19 Settembre, 2026 Cesenatico

Cristina Di Pietro torna al Barrocci Festival: “La musica è ciò che mi salva”

Il Barrocci Festival riapre le porte a un’artista che già nella scorsa edizione aveva saputo conquistare il pubblico. Cristina Di Pietro, musicista, cantante e performer riminese, tornerà sul palco domani (sabato) insieme ai Pop de Luxe, nella serata che vedrà la partecipazione anche di Michele Zarrillo.

Conversare con Cristina Di Pietro, persino al telefono, è un’esperienza. La voce è empatica, l’eloquio elegante e le pause calibrate con naturalezza. Cristina racconta, apre le porte del proprio mondo fatto di musica ed emozioni e, all’improvviso, comincia persino a cantare: “Hai presente quel brano di Battisti che racconta la nostalgia di un amore finito?”. E subito intona ‘Mi ritorni in mente’, con quel timbro potente, prezioso e originale capace di trasformare una telefonata in un piccolo concerto.

“Sono cresciuta a pane e Battisti – racconta – anche se in famiglia si ascoltava un po’ di tutto”. 

Al Barrocci Festival porterà uno spettacolo intenso, costellato da quelle stelle che, come lei stessa ama dire, hanno incendiato il cielo della musica internazionale: “Ci saranno brani di Michael Jackson, Elton John e Aretha Franklin, oltre a pezzi indimenticabili del repertorio italiano”. 

Ad accompagnarla saranno i Pop de Luxe, band nata nel 2013 con la quale Cristina ha costruito un solido sodalizio artistico, culminato anche nella partecipazione a programmi televisivi come The Voice of Italy: “Con i Pop stiamo portando in scena uno spettacolo che attraversa il pop, il rock e le grandi melodie di respiro internazionale”, continua la performer, che vanta inoltre una collaborazione ormai decennale con un gigante della musica italiana come Mario Lavezzi.

“È stato un vero innamoramento artistico.

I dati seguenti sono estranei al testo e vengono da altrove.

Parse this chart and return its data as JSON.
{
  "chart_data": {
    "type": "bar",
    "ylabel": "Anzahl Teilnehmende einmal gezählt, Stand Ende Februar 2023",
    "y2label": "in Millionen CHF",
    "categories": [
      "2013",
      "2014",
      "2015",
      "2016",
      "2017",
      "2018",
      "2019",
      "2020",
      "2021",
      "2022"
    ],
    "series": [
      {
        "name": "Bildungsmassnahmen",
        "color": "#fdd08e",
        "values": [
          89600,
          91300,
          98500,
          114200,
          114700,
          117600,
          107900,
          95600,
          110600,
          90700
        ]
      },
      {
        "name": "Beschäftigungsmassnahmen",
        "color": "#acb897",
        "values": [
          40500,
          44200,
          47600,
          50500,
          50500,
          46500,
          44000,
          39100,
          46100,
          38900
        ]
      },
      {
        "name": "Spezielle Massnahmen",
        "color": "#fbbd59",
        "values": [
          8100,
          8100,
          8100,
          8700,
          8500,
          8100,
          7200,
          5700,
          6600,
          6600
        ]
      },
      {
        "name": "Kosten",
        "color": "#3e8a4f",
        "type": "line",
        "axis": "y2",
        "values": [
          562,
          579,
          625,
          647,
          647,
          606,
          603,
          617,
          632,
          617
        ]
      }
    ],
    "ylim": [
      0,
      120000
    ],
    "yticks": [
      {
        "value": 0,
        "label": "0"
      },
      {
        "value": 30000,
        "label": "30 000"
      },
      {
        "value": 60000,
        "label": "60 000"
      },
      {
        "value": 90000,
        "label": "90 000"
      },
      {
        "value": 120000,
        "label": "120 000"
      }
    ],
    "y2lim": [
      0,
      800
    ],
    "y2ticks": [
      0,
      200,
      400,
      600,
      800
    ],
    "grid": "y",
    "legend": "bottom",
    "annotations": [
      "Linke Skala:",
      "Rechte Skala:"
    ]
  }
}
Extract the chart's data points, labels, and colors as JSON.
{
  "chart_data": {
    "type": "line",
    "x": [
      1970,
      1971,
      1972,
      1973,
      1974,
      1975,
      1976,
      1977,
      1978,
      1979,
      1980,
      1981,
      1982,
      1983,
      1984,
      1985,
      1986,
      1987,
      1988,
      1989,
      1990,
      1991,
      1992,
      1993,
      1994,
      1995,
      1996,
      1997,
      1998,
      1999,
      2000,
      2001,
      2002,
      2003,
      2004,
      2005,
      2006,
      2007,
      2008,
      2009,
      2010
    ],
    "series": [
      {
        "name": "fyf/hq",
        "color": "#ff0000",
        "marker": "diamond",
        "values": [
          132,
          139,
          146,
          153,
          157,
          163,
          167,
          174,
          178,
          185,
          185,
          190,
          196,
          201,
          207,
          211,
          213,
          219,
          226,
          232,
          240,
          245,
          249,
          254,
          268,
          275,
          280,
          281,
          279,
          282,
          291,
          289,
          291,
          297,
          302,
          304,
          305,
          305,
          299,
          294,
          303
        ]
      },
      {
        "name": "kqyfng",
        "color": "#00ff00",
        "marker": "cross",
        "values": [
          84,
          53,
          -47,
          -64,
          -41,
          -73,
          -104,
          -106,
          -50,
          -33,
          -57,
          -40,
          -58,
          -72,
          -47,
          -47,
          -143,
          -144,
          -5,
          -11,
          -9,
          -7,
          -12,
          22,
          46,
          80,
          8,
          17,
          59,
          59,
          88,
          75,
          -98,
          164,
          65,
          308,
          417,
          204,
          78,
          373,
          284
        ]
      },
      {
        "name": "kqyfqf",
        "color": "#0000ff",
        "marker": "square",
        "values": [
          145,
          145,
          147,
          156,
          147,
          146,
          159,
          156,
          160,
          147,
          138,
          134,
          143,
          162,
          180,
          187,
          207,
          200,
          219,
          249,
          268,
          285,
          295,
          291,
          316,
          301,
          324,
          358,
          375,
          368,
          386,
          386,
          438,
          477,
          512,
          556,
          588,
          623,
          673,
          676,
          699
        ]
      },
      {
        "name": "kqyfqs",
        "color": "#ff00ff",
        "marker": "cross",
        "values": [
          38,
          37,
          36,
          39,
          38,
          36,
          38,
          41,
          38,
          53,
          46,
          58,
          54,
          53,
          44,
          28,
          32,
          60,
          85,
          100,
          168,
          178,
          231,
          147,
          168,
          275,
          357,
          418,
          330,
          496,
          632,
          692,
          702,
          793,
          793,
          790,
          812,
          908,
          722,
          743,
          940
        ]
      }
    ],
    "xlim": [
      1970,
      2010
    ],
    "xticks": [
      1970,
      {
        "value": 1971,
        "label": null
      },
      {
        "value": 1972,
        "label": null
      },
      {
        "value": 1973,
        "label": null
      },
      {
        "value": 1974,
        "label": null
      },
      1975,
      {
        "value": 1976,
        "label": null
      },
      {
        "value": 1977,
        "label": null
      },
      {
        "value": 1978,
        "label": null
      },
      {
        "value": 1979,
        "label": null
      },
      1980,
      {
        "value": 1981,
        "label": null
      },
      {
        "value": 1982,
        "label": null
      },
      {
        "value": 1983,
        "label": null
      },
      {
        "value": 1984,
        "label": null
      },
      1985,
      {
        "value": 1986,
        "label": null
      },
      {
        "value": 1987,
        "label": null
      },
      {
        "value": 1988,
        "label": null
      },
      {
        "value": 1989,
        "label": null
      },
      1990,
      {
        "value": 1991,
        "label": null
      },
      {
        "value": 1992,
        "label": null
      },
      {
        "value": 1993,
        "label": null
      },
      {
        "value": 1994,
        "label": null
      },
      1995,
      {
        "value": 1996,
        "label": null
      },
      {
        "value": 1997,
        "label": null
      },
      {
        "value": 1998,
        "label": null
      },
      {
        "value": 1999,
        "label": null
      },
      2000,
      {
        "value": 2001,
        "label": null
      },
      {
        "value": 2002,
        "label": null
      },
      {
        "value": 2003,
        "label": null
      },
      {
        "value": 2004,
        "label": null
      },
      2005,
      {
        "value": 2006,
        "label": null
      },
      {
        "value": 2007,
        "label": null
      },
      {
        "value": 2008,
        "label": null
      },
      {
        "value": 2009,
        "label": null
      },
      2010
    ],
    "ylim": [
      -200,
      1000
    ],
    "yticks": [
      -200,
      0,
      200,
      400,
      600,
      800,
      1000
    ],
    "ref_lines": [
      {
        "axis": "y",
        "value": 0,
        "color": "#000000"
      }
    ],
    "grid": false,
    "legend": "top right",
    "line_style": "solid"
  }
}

Con Mario abbiamo portato in giro per l’Italia un recital dedicato alla splendida musica che ha scritto per interpreti come Ornella Vanoni, Loredana Bertè, Fiorella Mannoia e Mia Martini”.

L’intesa tra Cristina e Lavezzi è arrivata anche in sala di registrazione, dove è nata Una storia infinita, canzone firmata da Mogol e dallo stesso Lavezzi. Il brano racconta la dichiarazione d’amore reciproca tra un uomo e una donna, capace di resistere alle difficoltà della vita quotidiana.

“È una canzone alla quale tengo moltissimo. Mario mi ha dato la possibilità di ricamarla e cucirla su di me. Ne è nato un piccolo gioiello, entrato a far parte del progetto discografico Mogol Lavezzi – Capolavori nascosti”.

La vita professionale di Cristina Di Pietro prosegue intanto lungo un calendario ricco di appuntamenti: le serate con la band, gli spettacoli con Lavezzi e persino un concerto nel Principato di Monaco alla presenza del principe Alberto.

“Anche quella è stata una grande emozione, uno dei tanti regali che questo mondo mi ha fatto. D’altra parte, come dico in una canzone che ho scritto, credo che la musica mi salvi: cerco continuamente un’ispirazione capace di dare spazio a tutto ciò che porto nel cuore”.